Se acercó lentamente para darle el último adiós, ignorando las miradas despectivas de los demás familiares adinerados. Al apoyar sus manos sobre el borde del féretro, un sonido sutil detuvo su respiración. No era el viento, ni el crujido de la madera. Era un gemido ahogado, un llanto casi imperceptible que provenía del interior.

—¡No está muerta! —gritó Lucía, perdiendo el control por completo.
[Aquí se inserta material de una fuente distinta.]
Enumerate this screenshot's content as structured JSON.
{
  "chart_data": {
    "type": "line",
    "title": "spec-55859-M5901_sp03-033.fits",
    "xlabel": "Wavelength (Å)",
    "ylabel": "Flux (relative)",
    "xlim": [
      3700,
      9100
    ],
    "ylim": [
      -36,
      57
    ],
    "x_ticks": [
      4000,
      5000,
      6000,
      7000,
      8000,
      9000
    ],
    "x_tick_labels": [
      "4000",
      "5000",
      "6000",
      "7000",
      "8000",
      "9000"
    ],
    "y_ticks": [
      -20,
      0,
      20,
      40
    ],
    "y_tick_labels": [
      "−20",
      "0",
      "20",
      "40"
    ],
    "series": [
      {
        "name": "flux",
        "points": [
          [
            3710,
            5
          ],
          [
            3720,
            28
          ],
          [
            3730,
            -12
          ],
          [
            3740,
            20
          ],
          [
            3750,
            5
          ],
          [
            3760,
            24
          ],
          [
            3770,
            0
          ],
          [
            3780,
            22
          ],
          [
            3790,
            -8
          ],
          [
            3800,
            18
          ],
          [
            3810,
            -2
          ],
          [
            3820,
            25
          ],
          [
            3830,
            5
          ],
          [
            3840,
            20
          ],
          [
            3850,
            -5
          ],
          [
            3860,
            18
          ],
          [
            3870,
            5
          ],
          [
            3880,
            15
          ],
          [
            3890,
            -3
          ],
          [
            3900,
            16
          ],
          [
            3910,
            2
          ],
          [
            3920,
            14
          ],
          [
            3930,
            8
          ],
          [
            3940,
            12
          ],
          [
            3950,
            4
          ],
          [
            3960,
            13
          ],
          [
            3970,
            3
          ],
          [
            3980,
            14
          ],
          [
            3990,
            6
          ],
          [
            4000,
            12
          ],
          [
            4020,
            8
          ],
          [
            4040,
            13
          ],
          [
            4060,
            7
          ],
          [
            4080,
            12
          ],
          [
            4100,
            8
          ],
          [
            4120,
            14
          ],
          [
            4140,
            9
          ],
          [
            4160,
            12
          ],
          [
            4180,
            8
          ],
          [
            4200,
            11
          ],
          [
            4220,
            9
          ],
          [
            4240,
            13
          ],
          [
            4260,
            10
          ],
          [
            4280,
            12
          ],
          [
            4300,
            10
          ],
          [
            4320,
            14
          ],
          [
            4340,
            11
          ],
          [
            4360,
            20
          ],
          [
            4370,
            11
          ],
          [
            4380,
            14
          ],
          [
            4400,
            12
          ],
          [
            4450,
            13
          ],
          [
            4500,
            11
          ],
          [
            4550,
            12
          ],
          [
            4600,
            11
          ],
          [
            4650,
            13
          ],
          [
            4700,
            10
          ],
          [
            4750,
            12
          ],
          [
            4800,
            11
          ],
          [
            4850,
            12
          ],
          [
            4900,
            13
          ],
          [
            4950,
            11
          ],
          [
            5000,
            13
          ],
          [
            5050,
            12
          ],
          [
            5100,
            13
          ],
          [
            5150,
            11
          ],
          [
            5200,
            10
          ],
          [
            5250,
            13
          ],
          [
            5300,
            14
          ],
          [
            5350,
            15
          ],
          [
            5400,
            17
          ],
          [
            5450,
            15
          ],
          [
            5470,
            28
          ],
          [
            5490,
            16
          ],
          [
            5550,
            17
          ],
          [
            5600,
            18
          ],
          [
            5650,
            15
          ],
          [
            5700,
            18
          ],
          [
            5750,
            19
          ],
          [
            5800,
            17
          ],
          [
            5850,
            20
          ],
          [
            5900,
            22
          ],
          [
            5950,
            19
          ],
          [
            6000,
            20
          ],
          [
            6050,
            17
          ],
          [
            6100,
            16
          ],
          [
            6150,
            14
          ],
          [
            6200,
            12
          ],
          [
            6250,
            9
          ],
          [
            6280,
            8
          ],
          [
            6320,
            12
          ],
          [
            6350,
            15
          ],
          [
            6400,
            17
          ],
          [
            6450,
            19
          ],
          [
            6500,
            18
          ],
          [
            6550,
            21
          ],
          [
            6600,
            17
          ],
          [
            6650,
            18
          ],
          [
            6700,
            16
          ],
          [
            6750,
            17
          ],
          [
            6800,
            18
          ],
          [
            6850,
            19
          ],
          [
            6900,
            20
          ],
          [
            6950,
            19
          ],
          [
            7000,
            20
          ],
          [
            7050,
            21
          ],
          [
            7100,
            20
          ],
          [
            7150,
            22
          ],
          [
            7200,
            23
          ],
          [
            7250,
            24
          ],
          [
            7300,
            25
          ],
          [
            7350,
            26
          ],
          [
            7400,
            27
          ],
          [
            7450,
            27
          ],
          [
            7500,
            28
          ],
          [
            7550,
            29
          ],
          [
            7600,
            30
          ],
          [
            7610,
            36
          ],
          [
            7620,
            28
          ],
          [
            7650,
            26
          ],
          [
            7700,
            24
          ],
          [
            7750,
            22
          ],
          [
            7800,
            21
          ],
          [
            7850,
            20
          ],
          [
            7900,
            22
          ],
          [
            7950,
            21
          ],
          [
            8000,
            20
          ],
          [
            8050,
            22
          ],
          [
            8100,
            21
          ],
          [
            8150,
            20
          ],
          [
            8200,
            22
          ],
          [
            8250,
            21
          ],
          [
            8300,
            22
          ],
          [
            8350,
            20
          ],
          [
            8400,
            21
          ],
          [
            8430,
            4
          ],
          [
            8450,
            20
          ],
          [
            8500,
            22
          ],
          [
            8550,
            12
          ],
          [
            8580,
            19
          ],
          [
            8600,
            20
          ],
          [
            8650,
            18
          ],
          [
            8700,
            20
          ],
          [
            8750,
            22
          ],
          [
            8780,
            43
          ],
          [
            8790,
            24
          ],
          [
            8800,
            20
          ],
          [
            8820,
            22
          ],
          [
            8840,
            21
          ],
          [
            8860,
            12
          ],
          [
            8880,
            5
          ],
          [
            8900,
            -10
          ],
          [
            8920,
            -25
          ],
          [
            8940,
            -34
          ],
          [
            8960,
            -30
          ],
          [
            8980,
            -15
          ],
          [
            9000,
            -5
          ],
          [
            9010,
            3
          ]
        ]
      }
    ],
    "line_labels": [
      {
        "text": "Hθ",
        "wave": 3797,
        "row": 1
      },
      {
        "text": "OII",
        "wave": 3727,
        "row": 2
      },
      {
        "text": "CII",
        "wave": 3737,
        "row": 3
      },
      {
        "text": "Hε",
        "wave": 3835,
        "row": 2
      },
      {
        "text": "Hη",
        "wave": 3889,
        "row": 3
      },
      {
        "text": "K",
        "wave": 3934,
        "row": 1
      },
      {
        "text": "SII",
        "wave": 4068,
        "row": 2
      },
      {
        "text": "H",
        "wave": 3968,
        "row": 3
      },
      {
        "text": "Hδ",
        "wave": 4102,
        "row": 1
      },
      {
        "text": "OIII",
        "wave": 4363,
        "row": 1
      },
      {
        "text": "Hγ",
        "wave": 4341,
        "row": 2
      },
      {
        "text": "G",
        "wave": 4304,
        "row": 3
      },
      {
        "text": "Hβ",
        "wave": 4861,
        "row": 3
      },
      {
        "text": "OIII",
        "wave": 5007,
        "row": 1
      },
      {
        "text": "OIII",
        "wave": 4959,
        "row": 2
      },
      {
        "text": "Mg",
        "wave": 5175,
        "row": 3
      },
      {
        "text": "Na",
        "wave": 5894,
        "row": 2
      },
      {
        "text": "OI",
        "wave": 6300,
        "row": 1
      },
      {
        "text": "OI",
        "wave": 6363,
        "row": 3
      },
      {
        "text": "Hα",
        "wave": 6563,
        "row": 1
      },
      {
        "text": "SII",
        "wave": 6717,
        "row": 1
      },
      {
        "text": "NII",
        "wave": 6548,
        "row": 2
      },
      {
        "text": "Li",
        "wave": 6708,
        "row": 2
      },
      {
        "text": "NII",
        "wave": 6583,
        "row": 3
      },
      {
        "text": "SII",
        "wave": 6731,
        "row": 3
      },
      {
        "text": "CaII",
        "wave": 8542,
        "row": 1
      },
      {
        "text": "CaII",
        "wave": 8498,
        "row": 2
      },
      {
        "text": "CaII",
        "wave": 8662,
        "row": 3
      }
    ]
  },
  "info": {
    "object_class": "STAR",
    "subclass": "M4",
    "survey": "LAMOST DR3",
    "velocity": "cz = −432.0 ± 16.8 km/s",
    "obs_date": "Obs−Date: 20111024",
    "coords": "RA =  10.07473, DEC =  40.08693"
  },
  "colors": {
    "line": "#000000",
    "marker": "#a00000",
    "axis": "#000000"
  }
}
Con una desesperación ciega, estrelló sus manos contra la tapa del ataúd, rompiendo el cristal templado en mil pedazos que salpicaron el suelo de mármol. Elena, la madre de Emma, vestida de luto riguroso con un velo de encaje negro, soltó un alarido de puro terror, retrocediendo hacia la pared.
Miguel, el esposo de Emma, impecable en su esmoquin gris oscuro, avanzó con el rostro desencajado por la ira y el pánico.
—¡¿Te has vuelto loco?! —rugió él, sujetándola fuertemente por los brazos para apartarla.
Las lágrimas corrían por las mejillas de Lucía, quien no dejaba de temblar mientras intentaba zafarse del violento agarre del hombre.
—La oí llorar. Se lo juro, la oí llorar —gaspó la joven, señalando el interior del féretro.
Elena, con el corazón en un puño, dio un paso tembloroso hacia adelante, ignorando las advertencias de su yerno. Clavó su mirada en el rostro pálido de su hija Emma, quien yacía inmóvil, pero con un levísimo movimiento en sus labios.
—¿Emma? —susurró la anciana, mientras el silencio en la sala se volvía sepulcral.
”—susurró la anciana, mientras el silencio en la sala se volvía sepulcral.